To Be Blunt: Cannabis drug testing is unethical and a violation of privacy

A drawing of a drug test designed to detect marijuana.

A drawing of a drug test designed to detect marijuana.
Alexandra Abrams | Daily Trojan

Imagine: You’re up for a minimum wage 9-to-5 job where all you’re really looking forward to is your biweekly direct deposit. You’ve been accepted, and now all that awaits you are the dreaded, incomprehensible tax forms and, wait, drug testing? 

If you’re like me, you’ve probably panic-searched, “how long until cannabis is out of your system” on more than a few occasions. Following the abysmal results (that edible you took two weeks ago says “hi” and continues to haunt you post-high), you might also look up “how to pass a drug test weed.” 

Drug testing, particularly for cannabis, which is now medically legal in 39 states and territories, 13 of which also allow for legal adult use recreationally, is a relic of ancient times. 

Of course, no employer wants an inebriated worker on their team, least of all when the job requires operating heavy machinery, working with children or performing heart surgery. However, just as there are ways to detect if an employee is drunk at work, there are also surefire signs (if not smells) that point to if someone is on another astral plane or not — neither of which require a person to divulge their personal life and decisions outside of the workplace. 

At least, that’s how it should be. 

Take Illinois as an example. As of 2020, cannabis is recreationally legal in the state for those over the age of 21. As in any state, Illinois employers have the right to fire anyone who is using a substance while at work, and they can do so after ascertaining an employee’s impairment via an alcohol breathalyzer or drug test. While the former immediately informs you if someone is drunk or not (although these are also incredibly faulty, as widely reported), drug tests don’t work that way, only letting you know if someone has used substances in the past — up to a month depending on the person’s usage and drug of choice.

So while Illinois’ new regulations allow for people to light up on their own time, prohibiting employers from discriminating against people for their cannabis usage, they simultaneously enforce zero-tolerance policies, allowing employers to mandate drug-free workplaces. So if you don’t pass a drug test, whether scheduled or random, there’s a high chance you’re going to lose your job.

But this logic just applies to Illinois-only jobs. Federally contracted, licensed or funded positions or those that require extra focus on safety precautions, such as truck driving, piloting or engineering, require drug testing since cannabis is still federally illegal. USC students, you’ll know this well: Although cannabis is recreationally legal in California, we are prohibited from using cannabis on University grounds.

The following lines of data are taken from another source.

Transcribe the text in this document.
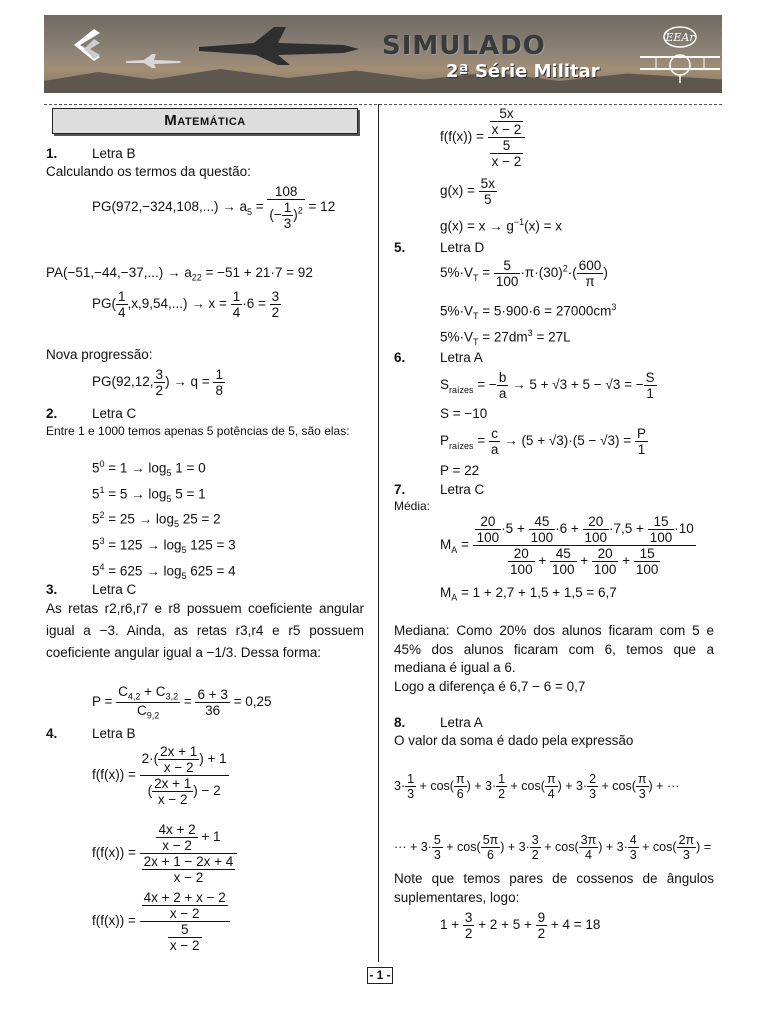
SIMULADO
2ª Série Militar
EEAr
Matemática
1.	Letra B
Calculando os termos da questão:
$PG(972,-324,108,...) \to a_5 = \frac{108}{(- \frac{1}{3} )^2} = 12$
$PA(-51,-44,-37,...) \to a_{22} = -51 + 21\cdot 7 = 92$
$PG( \frac{1}{4} ,x,9,54,...) \to x = \frac{1}{4} \cdot 6 = \frac{3}{2}$
Nova progressão:
PG(92,12, $\frac{3}{2}$ ) → $q = \frac{1}{8}$
2.	Letra C
Entre 1 e 1000 temos apenas 5 potências de 5, são elas:
$5^0 = 1 \to \log_5 1 = 0$
$5^1 = 5 \to \log_5 5 = 1$
$5^2 = 25 \to \log_5 25 = 2$
$5^3 = 125 \to \log_5 125 = 3$
$5^4 = 625 \to \log_5 625 = 4$
3.	Letra C
As retas r2,r6,r7 e r8 possuem coeficiente angular igual a −3. Ainda, as retas r3,r4 e r5 possuem coeficiente angular igual a −1/3. Dessa forma:
$P = \frac{C_{4,2} + C_{3,2}}{C_{9,2}} = \frac{6 + 3}{36} = 0,25$
4.	Letra B
$f(f(x)) = \frac{2\cdot( \frac{2x + 1}{x - 2} ) + 1}{( \frac{2x + 1}{x - 2} ) - 2}$
$f(f(x)) = \frac{\frac{4x + 2}{x - 2} + 1}{\frac{2x + 1 - 2x + 4}{x - 2}}$
$f(f(x)) = \frac{\frac{4x + 2 + x - 2}{x - 2}}{\frac{5}{x - 2}}$
$f(f(x)) = \frac{\frac{5x}{x - 2}}{\frac{5}{x - 2}}$
$g(x) = \frac{5x}{5}$
$g(x) = x \to g^{-1}(x) = x$
5.	Letra D
$5\%\cdot V_T = \frac{5}{100} \cdot\pi\cdot(30)^2\cdot( \frac{600}{\pi}$ )
$5\%\cdot V_T = 5\cdot 900\cdot 6 = 27000cm^3$
$5\%\cdot V_T = 27dm^3 = 27L$
6.	Letra A
$S_{raízes}$ = − $\frac{b}{a} \to 5 + √3 + 5 - √3$ = − $\frac{S}{1}$
S = −10
$P_{raízes} = \frac{c}{a} \to (5 + √3)\cdot(5 - √3) = \frac{P}{1}$
P = 22
7.	Letra C
Média:
$M_A = \frac{\frac{20}{100} \cdot 5 + \frac{45}{100} \cdot 6 + \frac{20}{100} \cdot 7,5 + \frac{15}{100} \cdot 10}{\frac{20}{100} + \frac{45}{100} + \frac{20}{100} + \frac{15}{100}}$
$M_A = 1 + 2,7 + 1,5 + 1,5 = 6,7$
Mediana: Como 20% dos alunos ficaram com 5 e 45% dos alunos ficaram com 6, temos que a mediana é igual a 6.
Logo a diferença é 6,7 − 6 = 0,7
8.	Letra A
O valor da soma é dado pela expressão
$3\cdot \frac{1}{3} + \cos( \frac{\pi}{6}$ ) + $3\cdot \frac{1}{2} + \cos( \frac{\pi}{4}$ ) + $3\cdot \frac{2}{3} + \cos( \frac{\pi}{3}$ ) + ···
··· + $3\cdot \frac{5}{3} + \cos( \frac{5\pi}{6}$ ) + $3\cdot \frac{3}{2} + \cos( \frac{3\pi}{4}$ ) + $3\cdot \frac{4}{3} + \cos( \frac{2\pi}{3}$ ) =
Note que temos pares de cossenos de ângulos suplementares, logo:
$1 + \frac{3}{2} + 2 + 5 + \frac{9}{2} + 4 = 18$
- 1 -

Essentially, the same logic that was once used (and can still be used, up to law enforcement’s discretion) to raid legal cannabis dispensaries in California is now being leveled on the individual. 

Stuck in a legal gray area completely fabricated by the state, workers who hold valid medical licenses now have to choose whether to consume cannabis for personal health reasons or risk the termination of their employment. Even without prescriptions, however, what ends up happening is akin to the state-sanctioned control of a person’s behavior beyond the workplace, whereby what you choose to do in your free time can and will be used against you. 

What becomes even more cumbersome is navigating how these measures are enforced, with individuals taking their complaints to court and receiving mixed results. States are interpreting statutes differently across the board — while some initially side with employers, others uphold employees’ rights. 

Additionally, considerable discretion is left up to the employer, with some choosing to overlook cannabis in drug testing. From 2015 to 2018, the number of drug tests performed that included cannabis decreased nationwide, though most prominently in recreationally legal states.

In the sports world, a similar trend has emerged. The NFL decided in April to forgo suspending players who test positive for cannabis. Testing will also be limited to a timespan of two weeks during training, and the threshold for what constitutes a positive test will be increased fourfold. The regulations allowed the league to catch up to the NBA, MLB and other leagues that had previously eased their restrictions on cannabis use for athletes. 

It’s clear that federal and state regulators have not a single iota of understanding how cannabis works, nor the delineation between respecting one’s privacy and ensuring a safe, efficient workplace. Nationwide lags in cannabis legalization create confusing labyrinths that place the burden on the individual to navigate what can and cannot potentially cost them their livelihoods. 

Just as doctors are allowed a glass of wine when they’re not on-call, who’s to say they shouldn’t relax after a hard day of work with a CBD gummy or blunt? Ultimately, I’m not here to debate the logistics of how to prove someone is or isn’t high at work, as it is evident the science behind this is leaps and bounds away from where it should be. Rather, I’m more interested in why governments and companies believe it’s their business how their employees unwind outside of work hours. Perhaps I’m wrong, but it seems like jealousy to me. 

Natalie Oganesyan is a senior writing about weed culture and politics. Her column, “To Be Blunt,” runs every other Thursday.